Procedural Posture: Plaintiffs-appellants appealed summary judgment of non-infringement and invalidity. CAFC affirmed in part, reversed in part, vacated in part and remanded.

  • Indefiniteness: The district court erred in granting summary judgment of indefiniteness based on its finding that the claim limitation “a method of measurement, the location of measurement, and the type and amount of tissue used for the measurement of clamping force[s] and clamping pressure[s]” was insufficiently described in the specification and not understood in the art. Reviewing the district court’s determination de novo, the CAFC reversed, explaining that one of ordinary skill in the art would have understood the scope of the claims with reasonable certainty in view of the specification.
  • Claim Construction: The district court properly construed the term “configured to loosely contact” as “structured to have contact other than at fixed support points, but not tightly fitted” based on the claim language and specification.
  • Infringement: The district court’s summary judgment of non-infringement was vacated. The district court improperly resolved factual disputes in favor of the moving party, as conflicting expert testimony regarding the claim limitation “loosely contact” created a genuine issue of material fact. Also, in finding that the accused ultrasonic shears did not meet the “adapted to absorb undesired vibrations along the transmission rod” limitation, the district court improperly discounted clear evidence of infringement and relied upon an incomplete view of the record.
  • Design Patent Invalidity: The district court erred in granting summary judgment that the design patents were invalid as primarily functional because it improperly discounted the existence and availability of alternative designs. The district court’s determination that alternative designs did not work “equally well” was based on surgeons’ preferences for certain basic design concepts, not differences in functionality of the differently designed ultrasonic shears. Further, an alternative must simply provide “the same or similar functional capabilities,” and there was no dispute that the patented shears could still function in the same manner with a different design.
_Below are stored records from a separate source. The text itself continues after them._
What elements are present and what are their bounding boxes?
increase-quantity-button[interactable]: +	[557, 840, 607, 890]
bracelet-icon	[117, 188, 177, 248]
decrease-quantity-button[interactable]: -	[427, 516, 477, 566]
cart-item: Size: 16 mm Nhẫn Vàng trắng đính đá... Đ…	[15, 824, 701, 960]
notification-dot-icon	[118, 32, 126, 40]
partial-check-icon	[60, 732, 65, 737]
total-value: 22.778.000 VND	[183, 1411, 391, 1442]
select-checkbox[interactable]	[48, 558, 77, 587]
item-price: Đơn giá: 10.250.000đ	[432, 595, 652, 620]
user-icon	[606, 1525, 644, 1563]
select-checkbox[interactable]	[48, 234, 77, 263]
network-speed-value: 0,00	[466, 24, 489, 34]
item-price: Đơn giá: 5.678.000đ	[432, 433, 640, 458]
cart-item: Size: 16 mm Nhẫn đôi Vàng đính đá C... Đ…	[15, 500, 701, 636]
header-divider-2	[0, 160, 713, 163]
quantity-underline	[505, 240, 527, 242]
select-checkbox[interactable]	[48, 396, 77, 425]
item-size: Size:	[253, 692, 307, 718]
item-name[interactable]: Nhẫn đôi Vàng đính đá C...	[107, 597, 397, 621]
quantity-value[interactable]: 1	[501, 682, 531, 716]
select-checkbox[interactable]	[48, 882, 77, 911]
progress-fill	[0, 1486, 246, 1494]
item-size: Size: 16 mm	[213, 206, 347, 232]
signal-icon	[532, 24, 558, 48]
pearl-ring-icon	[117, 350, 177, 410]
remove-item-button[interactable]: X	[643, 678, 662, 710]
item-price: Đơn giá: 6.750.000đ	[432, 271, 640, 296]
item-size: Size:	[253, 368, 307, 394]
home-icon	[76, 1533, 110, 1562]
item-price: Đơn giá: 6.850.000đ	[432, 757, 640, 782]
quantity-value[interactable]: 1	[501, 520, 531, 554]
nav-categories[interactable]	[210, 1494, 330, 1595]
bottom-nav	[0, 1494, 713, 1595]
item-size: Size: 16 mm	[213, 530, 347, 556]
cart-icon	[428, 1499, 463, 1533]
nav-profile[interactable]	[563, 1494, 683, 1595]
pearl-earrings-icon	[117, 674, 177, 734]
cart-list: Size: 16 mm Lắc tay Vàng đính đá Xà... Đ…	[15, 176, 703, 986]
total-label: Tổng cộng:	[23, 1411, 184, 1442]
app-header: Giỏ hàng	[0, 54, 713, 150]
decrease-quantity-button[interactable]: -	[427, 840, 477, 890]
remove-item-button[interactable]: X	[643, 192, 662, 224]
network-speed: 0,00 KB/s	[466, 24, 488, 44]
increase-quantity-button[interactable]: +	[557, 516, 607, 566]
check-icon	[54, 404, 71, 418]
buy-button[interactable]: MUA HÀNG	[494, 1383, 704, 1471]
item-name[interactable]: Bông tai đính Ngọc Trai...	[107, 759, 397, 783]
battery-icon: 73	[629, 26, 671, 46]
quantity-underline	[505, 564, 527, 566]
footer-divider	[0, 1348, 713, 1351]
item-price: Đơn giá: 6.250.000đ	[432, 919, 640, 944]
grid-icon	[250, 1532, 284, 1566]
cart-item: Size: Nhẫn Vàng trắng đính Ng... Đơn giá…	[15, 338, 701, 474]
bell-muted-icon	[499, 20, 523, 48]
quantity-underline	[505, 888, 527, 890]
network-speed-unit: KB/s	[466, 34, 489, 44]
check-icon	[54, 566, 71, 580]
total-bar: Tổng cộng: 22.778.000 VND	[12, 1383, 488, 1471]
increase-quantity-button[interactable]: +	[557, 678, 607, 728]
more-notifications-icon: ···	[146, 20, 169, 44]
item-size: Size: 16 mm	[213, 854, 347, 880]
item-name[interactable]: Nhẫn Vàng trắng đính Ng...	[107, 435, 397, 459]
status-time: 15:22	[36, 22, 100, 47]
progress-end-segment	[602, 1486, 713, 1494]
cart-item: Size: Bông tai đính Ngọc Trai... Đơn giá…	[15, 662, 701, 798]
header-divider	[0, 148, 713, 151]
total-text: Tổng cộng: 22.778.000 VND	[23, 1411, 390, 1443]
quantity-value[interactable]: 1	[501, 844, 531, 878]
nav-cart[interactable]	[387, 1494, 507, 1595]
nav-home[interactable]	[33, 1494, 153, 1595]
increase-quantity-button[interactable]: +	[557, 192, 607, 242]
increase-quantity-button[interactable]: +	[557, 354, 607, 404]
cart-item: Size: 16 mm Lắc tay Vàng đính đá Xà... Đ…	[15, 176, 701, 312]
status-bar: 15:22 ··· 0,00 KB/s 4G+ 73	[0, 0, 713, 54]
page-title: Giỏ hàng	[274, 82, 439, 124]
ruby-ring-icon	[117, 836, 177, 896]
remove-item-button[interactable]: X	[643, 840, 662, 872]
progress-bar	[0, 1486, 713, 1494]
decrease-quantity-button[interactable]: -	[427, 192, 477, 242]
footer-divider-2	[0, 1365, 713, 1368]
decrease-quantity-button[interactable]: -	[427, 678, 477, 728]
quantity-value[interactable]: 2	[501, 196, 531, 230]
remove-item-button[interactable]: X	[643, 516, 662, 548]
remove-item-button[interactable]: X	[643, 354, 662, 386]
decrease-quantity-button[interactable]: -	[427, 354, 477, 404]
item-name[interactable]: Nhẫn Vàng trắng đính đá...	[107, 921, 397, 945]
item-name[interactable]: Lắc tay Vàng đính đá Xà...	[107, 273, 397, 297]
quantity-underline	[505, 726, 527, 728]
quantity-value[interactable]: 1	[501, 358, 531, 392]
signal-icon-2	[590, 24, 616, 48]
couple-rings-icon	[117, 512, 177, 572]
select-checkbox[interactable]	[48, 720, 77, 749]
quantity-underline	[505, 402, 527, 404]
The district court’s functionality inquiry also “used too high of a level of abstraction” and focused on general concepts rather than “ornamental designs adoring th[e] elements.”
  • Design Patent Claim Construction: The district court erred in construing the design patent to have no scope whatsoever based on its finding that the designs were dictated by function. The proper scope of the design patents encompassed the depicted ornamental aspects of certain combinations of the trigger, torque knob, and activation button elements of ultrasonic surgical shears, in specific relative positions and orientations.
  • Design Patent Infringement: The district court properly granted summary judgment of non-infringement based on its finding that the claimed ornamental designs of the design patents were, as a whole, plainly dissimilar to the ornamental design of the accused products. The district court properly refused to compare the claimed designs and the accused designs with the prior art because the claimed designs and the accused designs were plainly dissimilar.